SEC probing three dozen subprime cases: source

NEW YORK Fri Dec 21, 2007 1:46pm EST

Two houses display 'For Sale' signs side by side on Mulan Street in Corona, California May 2, 2007. U.S. securities regulators have opened about three dozen investigations, including into such firms as UBS AG, related to the subprime market collapse, a person familiar with the matter said on Friday. REUTERS/Mark Avery

Two houses display 'For Sale' signs side by side on Mulan Street in Corona, California May 2, 2007. U.S. securities regulators have opened about three dozen investigations, including into such firms as UBS AG, related to the subprime market collapse, a person familiar with the matter said on Friday.

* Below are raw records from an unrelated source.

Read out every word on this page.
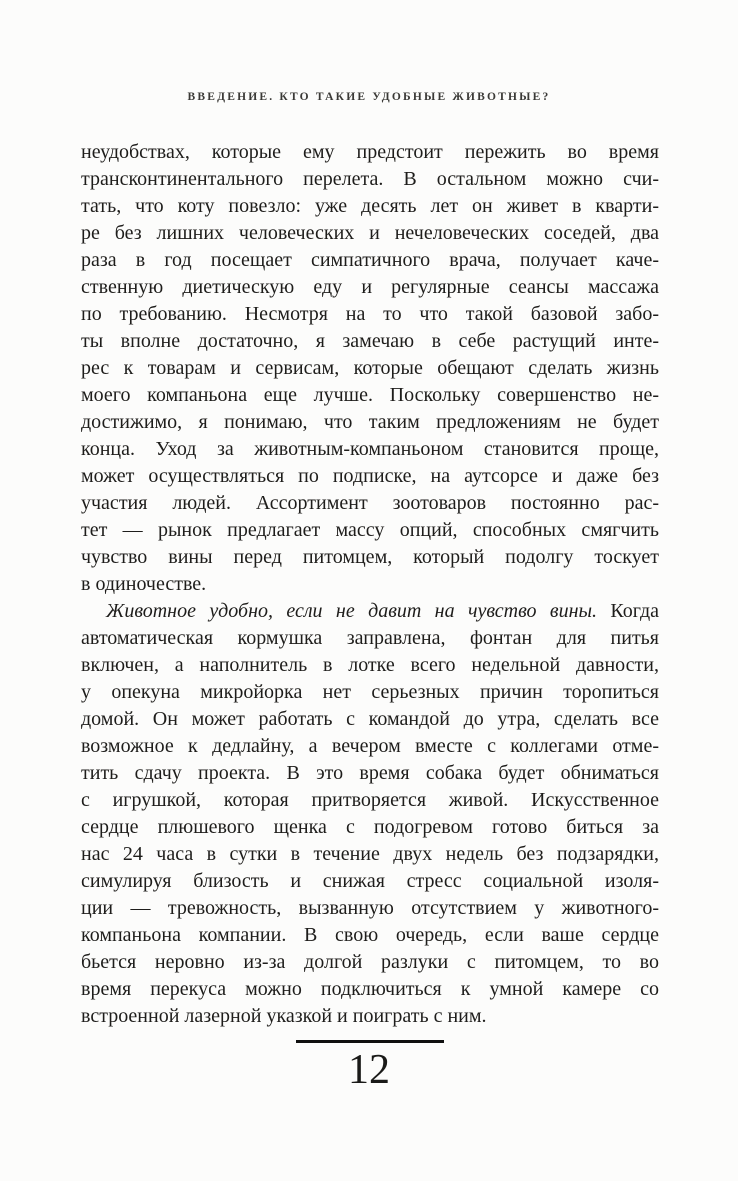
ВВЕДЕНИЕ. КТО ТАКИЕ УДОБНЫЕ ЖИВОТНЫЕ?
неудобствах, которые ему предстоит пережить во время
трансконтинентального перелета. В остальном можно счи-
тать, что коту повезло: уже десять лет он живет в кварти-
ре без лишних человеческих и нечеловеческих соседей, два
раза в год посещает симпатичного врача, получает каче-
ственную диетическую еду и регулярные сеансы массажа
по требованию. Несмотря на то что такой базовой забо-
ты вполне достаточно, я замечаю в себе растущий инте-
рес к товарам и сервисам, которые обещают сделать жизнь
моего компаньона еще лучше. Поскольку совершенство не-
достижимо, я понимаю, что таким предложениям не будет
конца. Уход за животным-компаньоном становится проще,
может осуществляться по подписке, на аутсорсе и даже без
участия людей. Ассортимент зоотоваров постоянно рас-
тет — рынок предлагает массу опций, способных смягчить
чувство вины перед питомцем, который подолгу тоскует
в одиночестве.
Животное удобно, если не давит на чувство вины. Когда
автоматическая кормушка заправлена, фонтан для питья
включен, а наполнитель в лотке всего недельной давности,
у опекуна микройорка нет серьезных причин торопиться
домой. Он может работать с командой до утра, сделать все
возможное к дедлайну, а вечером вместе с коллегами отме-
тить сдачу проекта. В это время собака будет обниматься
с игрушкой, которая притворяется живой. Искусственное
сердце плюшевого щенка с подогревом готово биться за
нас 24 часа в сутки в течение двух недель без подзарядки,
симулируя близость и снижая стресс социальной изоля-
ции — тревожность, вызванную отсутствием у животного-
компаньона компании. В свою очередь, если ваше сердце
бьется неровно из-за долгой разлуки с питомцем, то во
время перекуса можно подключиться к умной камере со
встроенной лазерной указкой и поиграть с ним.
12
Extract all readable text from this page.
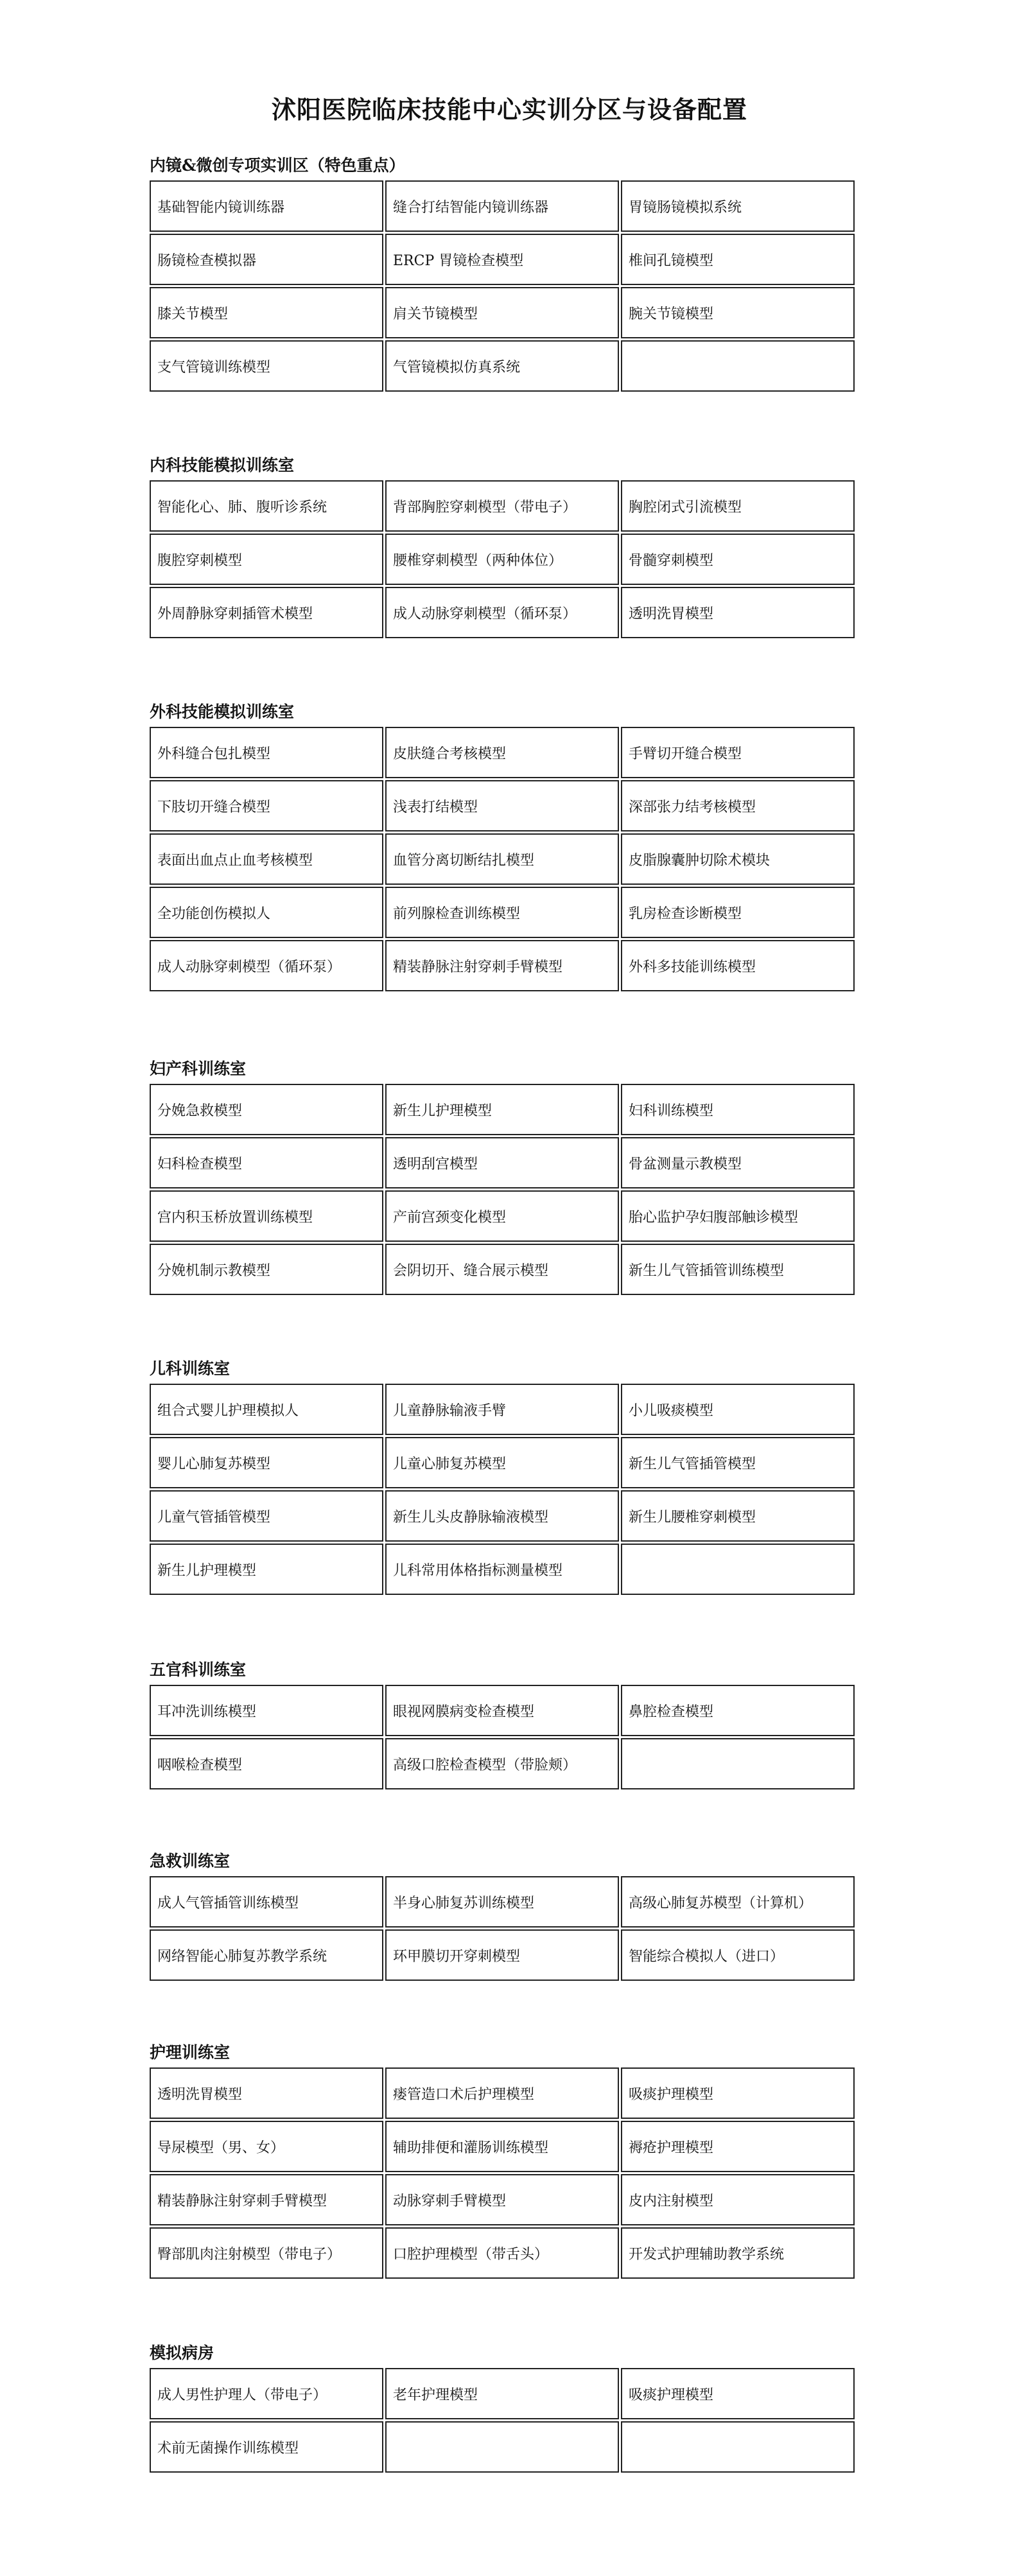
沭阳医院临床技能中心实训分区与设备配置
内镜&微创专项实训区（特色重点）
基础智能内镜训练器	缝合打结智能内镜训练器	胃镜肠镜模拟系统
肠镜检查模拟器	ERCP 胃镜检查模型	椎间孔镜模型
膝关节模型	肩关节镜模型	腕关节镜模型
支气管镜训练模型	气管镜模拟仿真系统	
内科技能模拟训练室
智能化心、肺、腹听诊系统	背部胸腔穿刺模型（带电子）	胸腔闭式引流模型
腹腔穿刺模型	腰椎穿刺模型（两种体位）	骨髓穿刺模型
外周静脉穿刺插管术模型	成人动脉穿刺模型（循环泵）	透明洗胃模型
外科技能模拟训练室
外科缝合包扎模型	皮肤缝合考核模型	手臂切开缝合模型
下肢切开缝合模型	浅表打结模型	深部张力结考核模型
表面出血点止血考核模型	血管分离切断结扎模型	皮脂腺囊肿切除术模块
全功能创伤模拟人	前列腺检查训练模型	乳房检查诊断模型
成人动脉穿刺模型（循环泵）	精装静脉注射穿刺手臂模型	外科多技能训练模型
妇产科训练室
分娩急救模型	新生儿护理模型	妇科训练模型
妇科检查模型	透明刮宫模型	骨盆测量示教模型
宫内积玉桥放置训练模型	产前宫颈变化模型	胎心监护孕妇腹部触诊模型
分娩机制示教模型	会阴切开、缝合展示模型	新生儿气管插管训练模型
儿科训练室
组合式婴儿护理模拟人	儿童静脉输液手臂	小儿吸痰模型
婴儿心肺复苏模型	儿童心肺复苏模型	新生儿气管插管模型
儿童气管插管模型	新生儿头皮静脉输液模型	新生儿腰椎穿刺模型
新生儿护理模型	儿科常用体格指标测量模型	
五官科训练室
耳冲洗训练模型	眼视网膜病变检查模型	鼻腔检查模型
咽喉检查模型	高级口腔检查模型（带脸颊）	
急救训练室
成人气管插管训练模型	半身心肺复苏训练模型	高级心肺复苏模型（计算机）
网络智能心肺复苏教学系统	环甲膜切开穿刺模型	智能综合模拟人（进口）
护理训练室
透明洗胃模型	瘘管造口术后护理模型	吸痰护理模型
导尿模型（男、女）	辅助排便和灌肠训练模型	褥疮护理模型
精装静脉注射穿刺手臂模型	动脉穿刺手臂模型	皮内注射模型
臀部肌肉注射模型（带电子）	口腔护理模型（带舌头）	开发式护理辅助教学系统
模拟病房
成人男性护理人（带电子）	老年护理模型	吸痰护理模型
术前无菌操作训练模型		
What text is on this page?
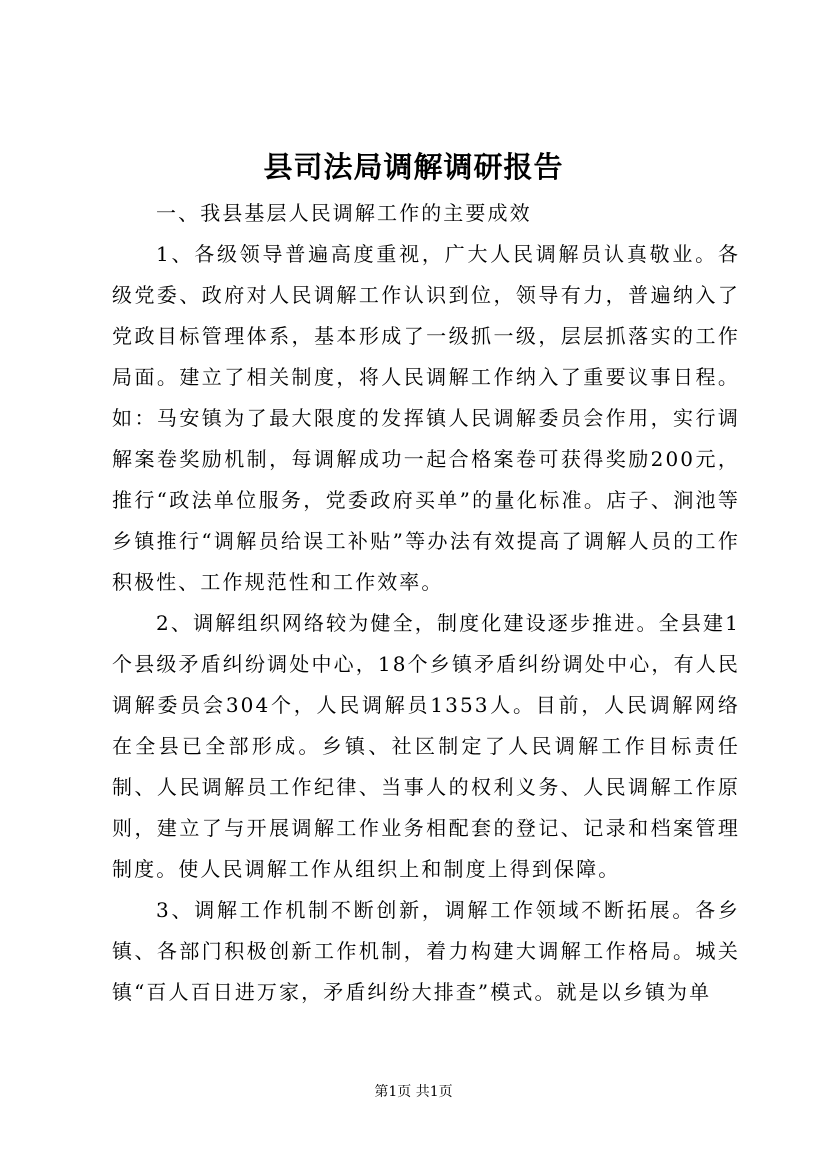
县司法局调解调研报告

一、我县基层人民调解工作的主要成效

1、各级领导普遍高度重视，广大人民调解员认真敬业。各级党委、政府对人民调解工作认识到位，领导有力，普遍纳入了党政目标管理体系，基本形成了一级抓一级，层层抓落实的工作局面。建立了相关制度，将人民调解工作纳入了重要议事日程。如：马安镇为了最大限度的发挥镇人民调解委员会作用，实行调解案卷奖励机制，每调解成功一起合格案卷可获得奖励200元，推行“政法单位服务，党委政府买单”的量化标准。店子、涧池等乡镇推行“调解员给误工补贴”等办法有效提高了调解人员的工作积极性、工作规范性和工作效率。

2、调解组织网络较为健全，制度化建设逐步推进。全县建1个县级矛盾纠纷调处中心，18个乡镇矛盾纠纷调处中心，有人民调解委员会304个，人民调解员1353人。目前，人民调解网络在全县已全部形成。乡镇、社区制定了人民调解工作目标责任制、人民调解员工作纪律、当事人的权利义务、人民调解工作原则，建立了与开展调解工作业务相配套的登记、记录和档案管理制度。使人民调解工作从组织上和制度上得到保障。

3、调解工作机制不断创新，调解工作领域不断拓展。各乡镇、各部门积极创新工作机制，着力构建大调解工作格局。城关镇“百人百日进万家，矛盾纠纷大排查”模式。就是以乡镇为单

第1页 共1页
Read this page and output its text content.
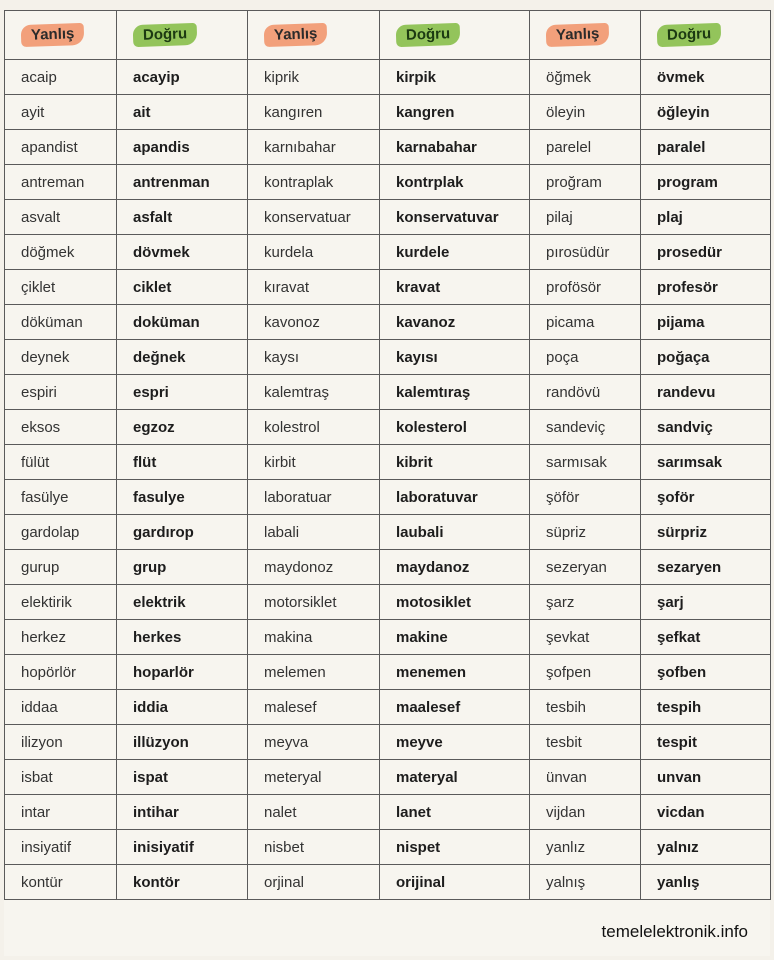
Yanlış	Doğru	Yanlış	Doğru	Yanlış	Doğru
acaip	acayip	kiprik	kirpik	öğmek	övmek
ayit	ait	kangıren	kangren	öleyin	öğleyin
apandist	apandis	karnıbahar	karnabahar	parelel	paralel
antreman	antrenman	kontraplak	kontrplak	proğram	program
asvalt	asfalt	konservatuar	konservatuvar	pilaj	plaj
döğmek	dövmek	kurdela	kurdele	pırosüdür	prosedür
çiklet	ciklet	kıravat	kravat	profösör	profesör
döküman	doküman	kavonoz	kavanoz	picama	pijama
deynek	değnek	kaysı	kayısı	poça	poğaça
espiri	espri	kalemtraş	kalemtıraş	randövü	randevu
eksos	egzoz	kolestrol	kolesterol	sandeviç	sandviç
fülüt	flüt	kirbit	kibrit	sarmısak	sarımsak
fasülye	fasulye	laboratuar	laboratuvar	şöför	şoför
gardolap	gardırop	labali	laubali	süpriz	sürpriz
gurup	grup	maydonoz	maydanoz	sezeryan	sezaryen
elektirik	elektrik	motorsiklet	motosiklet	şarz	şarj
herkez	herkes	makina	makine	şevkat	şefkat
hopörlör	hoparlör	melemen	menemen	şofpen	şofben
iddaa	iddia	malesef	maalesef	tesbih	tespih
ilizyon	illüzyon	meyva	meyve	tesbit	tespit
isbat	ispat	meteryal	materyal	ünvan	unvan
intar	intihar	nalet	lanet	vijdan	vicdan
insiyatif	inisiyatif	nisbet	nispet	yanlız	yalnız
kontür	kontör	orjinal	orijinal	yalnış	yanlış
temelelektronik.info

Credit: Reuters/Mark Avery

NEW YORK (Reuters) - U.S. securities regulators have opened about three dozen investigations, including into such firms as UBS AG (UBSN.VX), related to the subprime market collapse, a person familiar with the matter said on Friday.

Among the issues the U.S. Securities and Exchange Commission is looking into is how financial firms priced mortgage-backed securities and whether they should have told investors earlier about the declining value of those securities, the source said.

Earlier, the Wall Street Journal, which first reported the news, said the SEC was also examining Morgan Stanley (MS.N) in addition to previously reported investigations of Merrill Lynch & Co Inc MER.N and Bear Stearns Co Inc BSC.N.

Representatives for the SEC, UBS and Morgan Stanley declined to comment.

The number of investigations has increased since June, when the commission said it had launched a dozen probes into collateralized debt obligations linked to subprime mortgages and created a working group to focus on subprime market problems.

The Journal reported that regulators are also looking at whether the Wall Street firms put higher values on their own securities than on those they assigned to customer holdings.

The SEC has specifically spoken to a trader at a now- defunct hedge fund of UBS's Dillon Read unit and a trader from Royal Bank of Canada (RY.TO) following his assertions in the Journal the bank had intentionally mis-marked government agency and corporate bonds, the newspaper reported.

"We have already articulated our position in detail in this matter and have no further comment," an RBC spokesman said.

The regulators are also probing whether Wall Street firms should have moved some off-balance-sheet entities holding mortgage securities to their books earlier, the Journal added.